Quest'ultima configurazione è legata ad alcuni fattori che ne sconsigliano fortemente l’utilizzo. Quindi valori di NPSHd normalmente molto inferiori a 10,33 m.c.a. Se poi la depressione dovesse raggiungere il valore della tensione di vapore, si avrebbe l’ebollizione dell’acqua a temperatura ambiente con conseguente creazione di un fluido bifasico, che entrando nella pompa, le impedirebbe di fornire le prestazioni attese e ne comporterebbe il danneggiamento. Infine la tubazione di aspirazione può rimanere piena, solo se è dotata di una valvola di fondo.

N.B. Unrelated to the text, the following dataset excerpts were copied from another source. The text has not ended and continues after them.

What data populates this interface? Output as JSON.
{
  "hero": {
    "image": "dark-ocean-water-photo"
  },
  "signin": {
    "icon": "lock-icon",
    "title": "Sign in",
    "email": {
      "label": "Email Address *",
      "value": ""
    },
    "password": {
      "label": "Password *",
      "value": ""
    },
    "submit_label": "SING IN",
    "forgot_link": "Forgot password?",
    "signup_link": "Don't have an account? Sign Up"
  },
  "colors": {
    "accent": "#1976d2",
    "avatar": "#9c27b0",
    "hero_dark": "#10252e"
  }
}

Il mal funzionamento di tale componente (trafilamento), comporterebbe lo svuotamento della pompa e della tubazione di aspirazione, fino al livello del pelo libero.

Cavitazione: Un Problema da Evitare

La cavitazione è un fenomeno che si verifica quando si formano vuoti parziali in un liquido a causa del movimento rapido di corpi solidi o onde sonore ad alta densità. Questo può causare erosione e usura delle superfici solide.

Nelle pompe centrifughe, la cavitazione è spesso causata da una insufficiente energia della testa di aspirazione netta positiva (NPSH) sul lato di aspirazione. Le pompe centrifughe creano bassa pressione su un lato della girante e alta pressione sull'altro. Se la pressione del fluido scende al di sotto della pressione di vapore, si formano bolle che implodono quando raggiungono l'alta pressione, danneggiando la girante e riducendo la capacità di pompaggio.

I sintomi della cavitazione includono:

  • Rumore simile a ingranaggi inceppati.
  • Vibrazioni eccessive.
  • Prestazioni ridotte.

Per mitigare la cavitazione, è possibile:

  • Ridurre la velocità del motore per diminuire il flusso.
  • Verificare le specifiche della pompa e confrontarle con i requisiti dell'applicazione.
  • Consultare un professionista per la scelta della pompa appropriata.

Elettropompe Autoadescanti: Principi di Funzionamento

Le elettropompe autoadescanti sono progettate per aspirare liquidi da un livello più alto, richiedendo un adescamento iniziale per funzionare correttamente. Possono essere alimentate da motori endotermici o elettrici.

Una pompa è un dispositivo che sposta liquidi da un punto all'altro, valutato in base alla portata e alla prevalenza. Le elettropompe si distinguono in pompe di superficie (esterne al liquido) e pompe sommerse (immerse nel liquido).

Un'elettropompa autoadescante deve essere riempita con un fluido attraverso una portina. L'azionamento innesca una turbolenza che porta il fluido a salire e pulisce le tubazioni d'aria.

Il funzionamento si basa sull'alimentazione costante del fluido all'interno della pompa, innescando il pompaggio. La membrana si ritrae creando un vuoto, mentre la sfera in aspirazione si alza, permettendo al fluido di riempire la camera.